Sara – Sure my husband likes pork and steak, but it’s not his favorite – his favorite food – berries….well and ice cream. When spring comes and the berries are the first color in the market we spend a lot of money on quarts of strawberries, raspberries, and blackberries that rarely see the inside of our kitchen. Like a kid in a candy store he grabs as many quarts as he can carry… eating them while he is paying for them. By the time we get home from the market we are left only with empty cartons and stained fingers. But always a happy husband.
Jams were the first thing I taught myself to can. It is considered the easiest. Pickles are easy also – but in my opinion not as tasty on a fresh warm piece of bread. Because concord grapes come later in the harvest season I had never canned them. With the excitement of spring berries I will fill my cabinets with strawberry, rhubarb, and raspberry jams and have no room for later season jams. But walking through the farmers market last fall I was smacked straight in the face with the smell of grape. The same grape smell I remember from childhood, using both hands to hold a big cold glass of grape juice after a long day of playing in the yard. It was intoxicating not only to me but also to the bees… they were everywhere. I decided to buy some and take a stab at making grape jelly. Be for-warned my fellow jam makers – grape jelly is more time consuming and will stain your walls, floor, and in my case … the ceiling.
Bette - The air is getting colder. The food a little heavier and the colors a bit more autumnal. I found the painting that we used as the background in this shot, at elephants trunk. This is a great flea market in New Milford ct. that is open Sundays from April – November.
It sounds odd, and I guess I think about this frequently, but when I heard that we were shooting the grape jelly, I immediately thought of this painting. I think of props, fabrics, colors etc that will work with the different foods we shoot, whether on an ad job, catalogue, or this blog.
I felt that the combination of fall colors, dark wood and the deep purple of the jelly would tell our story.

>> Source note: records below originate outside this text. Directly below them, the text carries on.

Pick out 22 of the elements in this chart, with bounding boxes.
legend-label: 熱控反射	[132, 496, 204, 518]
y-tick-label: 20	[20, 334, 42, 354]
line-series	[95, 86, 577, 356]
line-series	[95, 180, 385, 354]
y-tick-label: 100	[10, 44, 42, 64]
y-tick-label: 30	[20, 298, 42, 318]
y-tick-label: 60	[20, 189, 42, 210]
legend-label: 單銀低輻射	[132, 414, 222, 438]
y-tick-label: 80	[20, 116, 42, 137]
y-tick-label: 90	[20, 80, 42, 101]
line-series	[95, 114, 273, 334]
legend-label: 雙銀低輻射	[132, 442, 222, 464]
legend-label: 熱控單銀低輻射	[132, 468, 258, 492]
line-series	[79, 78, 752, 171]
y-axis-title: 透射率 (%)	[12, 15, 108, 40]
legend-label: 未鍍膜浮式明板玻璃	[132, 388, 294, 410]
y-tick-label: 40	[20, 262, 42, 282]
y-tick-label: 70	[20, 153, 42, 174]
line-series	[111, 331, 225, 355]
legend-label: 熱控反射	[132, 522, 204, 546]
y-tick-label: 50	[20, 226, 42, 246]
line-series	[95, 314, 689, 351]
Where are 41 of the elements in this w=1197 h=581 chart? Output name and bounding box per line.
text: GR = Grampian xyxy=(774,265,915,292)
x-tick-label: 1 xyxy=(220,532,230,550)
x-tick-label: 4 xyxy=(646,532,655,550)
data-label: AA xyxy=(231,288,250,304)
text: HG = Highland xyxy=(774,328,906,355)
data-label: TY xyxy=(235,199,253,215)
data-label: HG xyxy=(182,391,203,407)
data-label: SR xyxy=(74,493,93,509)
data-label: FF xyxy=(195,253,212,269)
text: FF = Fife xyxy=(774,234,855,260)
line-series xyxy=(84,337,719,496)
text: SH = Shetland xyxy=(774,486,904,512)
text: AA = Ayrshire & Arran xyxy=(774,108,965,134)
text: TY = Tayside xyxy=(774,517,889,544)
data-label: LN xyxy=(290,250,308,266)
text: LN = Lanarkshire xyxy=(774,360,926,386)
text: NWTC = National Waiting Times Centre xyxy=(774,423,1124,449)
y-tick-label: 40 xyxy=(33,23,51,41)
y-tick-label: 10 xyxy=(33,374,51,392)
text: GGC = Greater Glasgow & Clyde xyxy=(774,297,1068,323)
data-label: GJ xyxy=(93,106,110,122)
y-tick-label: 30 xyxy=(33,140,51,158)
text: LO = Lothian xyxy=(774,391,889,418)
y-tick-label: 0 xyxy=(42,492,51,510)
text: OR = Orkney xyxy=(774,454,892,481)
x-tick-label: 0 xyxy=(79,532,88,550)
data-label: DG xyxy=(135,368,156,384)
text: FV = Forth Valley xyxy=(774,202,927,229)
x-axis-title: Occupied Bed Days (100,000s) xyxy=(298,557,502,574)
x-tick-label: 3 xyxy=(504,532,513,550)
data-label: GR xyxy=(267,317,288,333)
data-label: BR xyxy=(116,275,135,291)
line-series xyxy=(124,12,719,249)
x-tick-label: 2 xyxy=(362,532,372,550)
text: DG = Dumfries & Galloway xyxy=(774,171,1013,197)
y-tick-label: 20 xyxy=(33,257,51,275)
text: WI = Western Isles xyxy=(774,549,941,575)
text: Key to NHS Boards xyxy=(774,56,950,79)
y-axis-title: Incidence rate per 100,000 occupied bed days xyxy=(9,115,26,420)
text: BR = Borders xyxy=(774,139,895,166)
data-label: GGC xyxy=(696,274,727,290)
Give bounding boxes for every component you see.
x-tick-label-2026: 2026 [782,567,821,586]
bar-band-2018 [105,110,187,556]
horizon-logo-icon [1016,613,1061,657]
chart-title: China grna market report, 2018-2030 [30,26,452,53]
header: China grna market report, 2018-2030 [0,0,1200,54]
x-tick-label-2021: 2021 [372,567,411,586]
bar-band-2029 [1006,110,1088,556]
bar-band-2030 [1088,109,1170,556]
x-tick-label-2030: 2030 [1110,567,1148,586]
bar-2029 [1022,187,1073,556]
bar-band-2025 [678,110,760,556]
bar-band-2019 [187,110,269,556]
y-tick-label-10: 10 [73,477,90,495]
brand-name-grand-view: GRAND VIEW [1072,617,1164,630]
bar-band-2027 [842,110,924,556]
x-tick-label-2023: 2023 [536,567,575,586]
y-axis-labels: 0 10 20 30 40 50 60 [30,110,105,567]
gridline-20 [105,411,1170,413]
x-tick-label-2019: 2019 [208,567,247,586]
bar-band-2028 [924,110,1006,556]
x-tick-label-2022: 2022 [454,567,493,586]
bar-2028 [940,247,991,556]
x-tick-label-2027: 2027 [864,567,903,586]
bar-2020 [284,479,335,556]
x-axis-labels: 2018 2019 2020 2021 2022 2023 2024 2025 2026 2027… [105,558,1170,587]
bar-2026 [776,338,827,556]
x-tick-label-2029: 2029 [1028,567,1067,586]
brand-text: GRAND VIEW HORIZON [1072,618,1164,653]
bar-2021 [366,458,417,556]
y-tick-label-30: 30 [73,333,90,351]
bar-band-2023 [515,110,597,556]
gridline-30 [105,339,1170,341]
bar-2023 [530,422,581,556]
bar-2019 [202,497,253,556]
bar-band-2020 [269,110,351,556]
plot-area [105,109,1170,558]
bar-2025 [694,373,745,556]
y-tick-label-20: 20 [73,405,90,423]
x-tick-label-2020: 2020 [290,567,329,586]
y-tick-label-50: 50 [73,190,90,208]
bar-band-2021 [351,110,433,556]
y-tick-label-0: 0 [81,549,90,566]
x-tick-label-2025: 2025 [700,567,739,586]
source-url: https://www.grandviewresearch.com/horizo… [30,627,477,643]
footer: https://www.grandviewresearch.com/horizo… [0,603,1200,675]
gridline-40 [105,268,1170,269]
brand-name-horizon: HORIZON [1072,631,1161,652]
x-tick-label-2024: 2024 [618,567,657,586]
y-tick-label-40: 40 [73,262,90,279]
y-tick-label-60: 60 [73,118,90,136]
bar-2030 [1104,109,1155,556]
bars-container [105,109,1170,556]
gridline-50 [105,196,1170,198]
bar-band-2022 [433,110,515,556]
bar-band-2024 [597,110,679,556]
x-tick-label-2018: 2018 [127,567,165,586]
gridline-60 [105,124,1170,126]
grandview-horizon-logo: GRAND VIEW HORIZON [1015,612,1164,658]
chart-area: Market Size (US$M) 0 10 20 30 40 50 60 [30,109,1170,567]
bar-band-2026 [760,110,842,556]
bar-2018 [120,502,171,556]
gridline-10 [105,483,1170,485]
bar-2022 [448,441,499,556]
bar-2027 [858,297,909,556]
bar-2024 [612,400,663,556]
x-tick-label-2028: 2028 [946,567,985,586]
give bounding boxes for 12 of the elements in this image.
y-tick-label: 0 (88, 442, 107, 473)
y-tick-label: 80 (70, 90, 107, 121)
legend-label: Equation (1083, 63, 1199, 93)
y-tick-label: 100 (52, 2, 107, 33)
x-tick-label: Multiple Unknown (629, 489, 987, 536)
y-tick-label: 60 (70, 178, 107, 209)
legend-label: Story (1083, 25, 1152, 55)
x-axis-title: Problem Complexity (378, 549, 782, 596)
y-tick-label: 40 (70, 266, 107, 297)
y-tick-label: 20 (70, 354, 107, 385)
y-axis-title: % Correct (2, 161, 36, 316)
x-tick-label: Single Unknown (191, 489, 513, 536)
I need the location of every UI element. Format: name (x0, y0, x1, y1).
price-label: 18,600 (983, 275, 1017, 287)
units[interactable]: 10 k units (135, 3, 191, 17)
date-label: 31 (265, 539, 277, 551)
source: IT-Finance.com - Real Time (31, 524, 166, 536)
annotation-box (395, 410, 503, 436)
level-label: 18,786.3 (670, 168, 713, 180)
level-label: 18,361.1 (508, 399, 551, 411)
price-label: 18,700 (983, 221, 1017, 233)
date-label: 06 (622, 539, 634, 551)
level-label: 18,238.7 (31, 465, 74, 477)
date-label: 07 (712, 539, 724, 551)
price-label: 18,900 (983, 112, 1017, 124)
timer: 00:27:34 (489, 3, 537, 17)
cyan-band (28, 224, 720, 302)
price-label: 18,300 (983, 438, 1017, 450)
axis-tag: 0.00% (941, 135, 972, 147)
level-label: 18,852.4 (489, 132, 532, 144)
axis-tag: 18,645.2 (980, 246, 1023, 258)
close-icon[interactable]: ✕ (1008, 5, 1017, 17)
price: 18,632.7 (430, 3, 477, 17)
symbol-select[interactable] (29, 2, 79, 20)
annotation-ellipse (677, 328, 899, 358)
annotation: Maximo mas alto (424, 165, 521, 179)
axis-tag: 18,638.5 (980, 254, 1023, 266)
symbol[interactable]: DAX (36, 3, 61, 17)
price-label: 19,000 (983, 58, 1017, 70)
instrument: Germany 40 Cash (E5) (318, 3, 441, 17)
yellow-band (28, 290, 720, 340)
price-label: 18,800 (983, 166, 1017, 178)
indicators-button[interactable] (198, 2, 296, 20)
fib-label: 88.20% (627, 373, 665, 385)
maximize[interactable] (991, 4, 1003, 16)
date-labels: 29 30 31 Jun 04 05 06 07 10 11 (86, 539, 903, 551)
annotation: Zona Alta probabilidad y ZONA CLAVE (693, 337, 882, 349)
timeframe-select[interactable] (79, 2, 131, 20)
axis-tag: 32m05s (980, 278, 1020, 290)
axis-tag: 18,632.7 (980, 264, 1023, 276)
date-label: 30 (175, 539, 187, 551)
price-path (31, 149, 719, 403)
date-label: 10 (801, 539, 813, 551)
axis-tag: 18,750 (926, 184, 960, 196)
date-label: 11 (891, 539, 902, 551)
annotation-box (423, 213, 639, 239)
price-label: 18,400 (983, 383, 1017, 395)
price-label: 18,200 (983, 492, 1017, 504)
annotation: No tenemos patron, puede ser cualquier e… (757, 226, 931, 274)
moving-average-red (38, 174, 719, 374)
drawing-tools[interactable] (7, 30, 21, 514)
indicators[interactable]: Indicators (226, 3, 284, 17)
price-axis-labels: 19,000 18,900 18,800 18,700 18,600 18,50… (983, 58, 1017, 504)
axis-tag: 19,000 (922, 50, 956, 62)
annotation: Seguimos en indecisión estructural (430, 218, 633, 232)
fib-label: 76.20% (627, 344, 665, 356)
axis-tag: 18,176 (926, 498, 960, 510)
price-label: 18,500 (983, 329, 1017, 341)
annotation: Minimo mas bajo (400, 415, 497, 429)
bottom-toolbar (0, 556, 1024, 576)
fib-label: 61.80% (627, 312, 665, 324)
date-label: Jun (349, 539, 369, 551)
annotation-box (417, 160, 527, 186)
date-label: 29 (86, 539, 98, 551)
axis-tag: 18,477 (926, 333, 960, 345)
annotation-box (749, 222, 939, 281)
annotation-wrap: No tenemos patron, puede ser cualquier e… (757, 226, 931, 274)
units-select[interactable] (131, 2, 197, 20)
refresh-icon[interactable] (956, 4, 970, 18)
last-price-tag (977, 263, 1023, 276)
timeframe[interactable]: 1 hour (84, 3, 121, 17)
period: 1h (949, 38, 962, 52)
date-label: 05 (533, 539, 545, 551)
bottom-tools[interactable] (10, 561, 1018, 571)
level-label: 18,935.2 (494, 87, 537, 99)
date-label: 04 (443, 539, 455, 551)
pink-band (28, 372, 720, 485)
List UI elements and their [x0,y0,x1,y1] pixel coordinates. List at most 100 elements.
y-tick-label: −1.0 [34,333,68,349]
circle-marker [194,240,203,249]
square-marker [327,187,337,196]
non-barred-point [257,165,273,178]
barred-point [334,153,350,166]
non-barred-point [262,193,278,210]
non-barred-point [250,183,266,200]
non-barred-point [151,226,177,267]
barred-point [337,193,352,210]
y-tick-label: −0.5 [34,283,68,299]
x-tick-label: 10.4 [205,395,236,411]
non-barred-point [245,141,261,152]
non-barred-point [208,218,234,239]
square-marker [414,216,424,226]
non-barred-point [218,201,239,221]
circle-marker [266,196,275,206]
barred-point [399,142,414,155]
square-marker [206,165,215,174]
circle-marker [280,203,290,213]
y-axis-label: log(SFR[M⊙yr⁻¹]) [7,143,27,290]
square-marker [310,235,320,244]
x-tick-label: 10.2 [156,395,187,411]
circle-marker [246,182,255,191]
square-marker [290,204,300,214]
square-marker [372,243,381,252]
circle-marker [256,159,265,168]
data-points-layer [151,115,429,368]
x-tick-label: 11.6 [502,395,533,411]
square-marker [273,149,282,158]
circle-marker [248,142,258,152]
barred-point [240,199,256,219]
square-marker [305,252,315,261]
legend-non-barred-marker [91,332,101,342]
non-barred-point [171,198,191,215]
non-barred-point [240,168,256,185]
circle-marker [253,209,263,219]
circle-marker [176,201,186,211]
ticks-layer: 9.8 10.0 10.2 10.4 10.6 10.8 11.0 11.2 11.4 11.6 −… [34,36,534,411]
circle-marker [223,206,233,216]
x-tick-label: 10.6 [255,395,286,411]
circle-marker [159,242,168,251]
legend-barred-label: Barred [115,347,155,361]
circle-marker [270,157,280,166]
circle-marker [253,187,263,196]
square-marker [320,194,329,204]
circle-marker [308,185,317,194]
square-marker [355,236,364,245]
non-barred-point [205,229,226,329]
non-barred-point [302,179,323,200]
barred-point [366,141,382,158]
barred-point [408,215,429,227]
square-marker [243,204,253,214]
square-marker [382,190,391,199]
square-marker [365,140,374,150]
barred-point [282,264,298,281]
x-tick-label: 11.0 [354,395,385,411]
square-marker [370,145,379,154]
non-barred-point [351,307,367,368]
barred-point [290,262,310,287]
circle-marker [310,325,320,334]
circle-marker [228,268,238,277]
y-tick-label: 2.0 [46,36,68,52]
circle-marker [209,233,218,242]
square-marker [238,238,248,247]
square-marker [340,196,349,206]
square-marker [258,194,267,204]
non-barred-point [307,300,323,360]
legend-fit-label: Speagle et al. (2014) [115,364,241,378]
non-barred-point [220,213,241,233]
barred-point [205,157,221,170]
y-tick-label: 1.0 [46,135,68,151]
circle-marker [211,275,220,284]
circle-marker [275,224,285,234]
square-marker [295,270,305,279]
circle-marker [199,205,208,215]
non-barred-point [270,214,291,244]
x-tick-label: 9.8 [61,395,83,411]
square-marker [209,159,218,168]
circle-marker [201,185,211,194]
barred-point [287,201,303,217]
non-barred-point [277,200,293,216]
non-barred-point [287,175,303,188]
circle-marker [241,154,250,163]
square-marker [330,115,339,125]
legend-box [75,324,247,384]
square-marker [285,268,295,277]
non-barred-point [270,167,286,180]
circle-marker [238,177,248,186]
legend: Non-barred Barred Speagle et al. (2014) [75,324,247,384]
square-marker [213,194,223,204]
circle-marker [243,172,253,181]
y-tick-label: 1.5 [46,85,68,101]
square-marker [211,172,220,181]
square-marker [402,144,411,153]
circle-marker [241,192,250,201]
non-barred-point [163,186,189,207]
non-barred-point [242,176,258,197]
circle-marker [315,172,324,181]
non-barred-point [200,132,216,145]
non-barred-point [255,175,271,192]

- 3 lbs of concord grapes – which will end up 4 cups of juice
- ¼ cup of water
- 1 cup of honey – what ever flavor you like
- 1 bunch of rosemary
- ¼ cup of lemon juice
- 3 tsp pectin
- Pull the grapes from the vine and discard stems and any hitch hiker bees that may have come along. Rinse the grapes in cold water. Add your grapes to a large pot and add just a touch of water so they can start to boil. Use a potato masher or large spoon to mash your fruit. Stirring often bring to a boil, then turn the heat down to a simmer. Simmer for 10 minutes stirring occasionally. This will help the juice release and make straining easier. After simmering allow the grapes to cool and pass the liquid and pulp through a food mill to get seeds and skins out. Refrigerate the liquid overnight. This step is not necessary but it is thought to cut back on crystallization of the jelly in the final product. I only did this because I knew we were going to photograph the jars and I didn’t want any imperfections.
- The next day pass the juice through a jelly bag or you can use a cheese cloth and a colander. This will remove any seeds or skins that made it through the food mill. Pour the juice into a large pot (I like to use non stick to make cleanup easier). Add the bunch of rosemary to steep in the liquid. Measure out ¼ cup of the honey into a bowl and add your 3 teaspoon of pectin to this. Pectin needs to be stirred into the honey. This will keep it from clumping and will ensure a more even set. Bring the juice close to a boil and stir in the pectin and honey. Continue stirring as it begins to boil. Allow to boil hard for a few minutes while stirring. Add in the additional honey and continue to stir for one minute. Turn the heat off and allow to cool just a bit. Remove the rosemary – trying to get all of the pieces. Ladle into hot sterilized canning jars leaving ¼ inch headspace. Seat the hot sterilized lids and add them to your water bath canner to process for 5 minutes. If you aren’t up to sealing the jars – you can pour the jelly into a sterilized glass container and refrigerate for up to 3 months or until fuzz grows.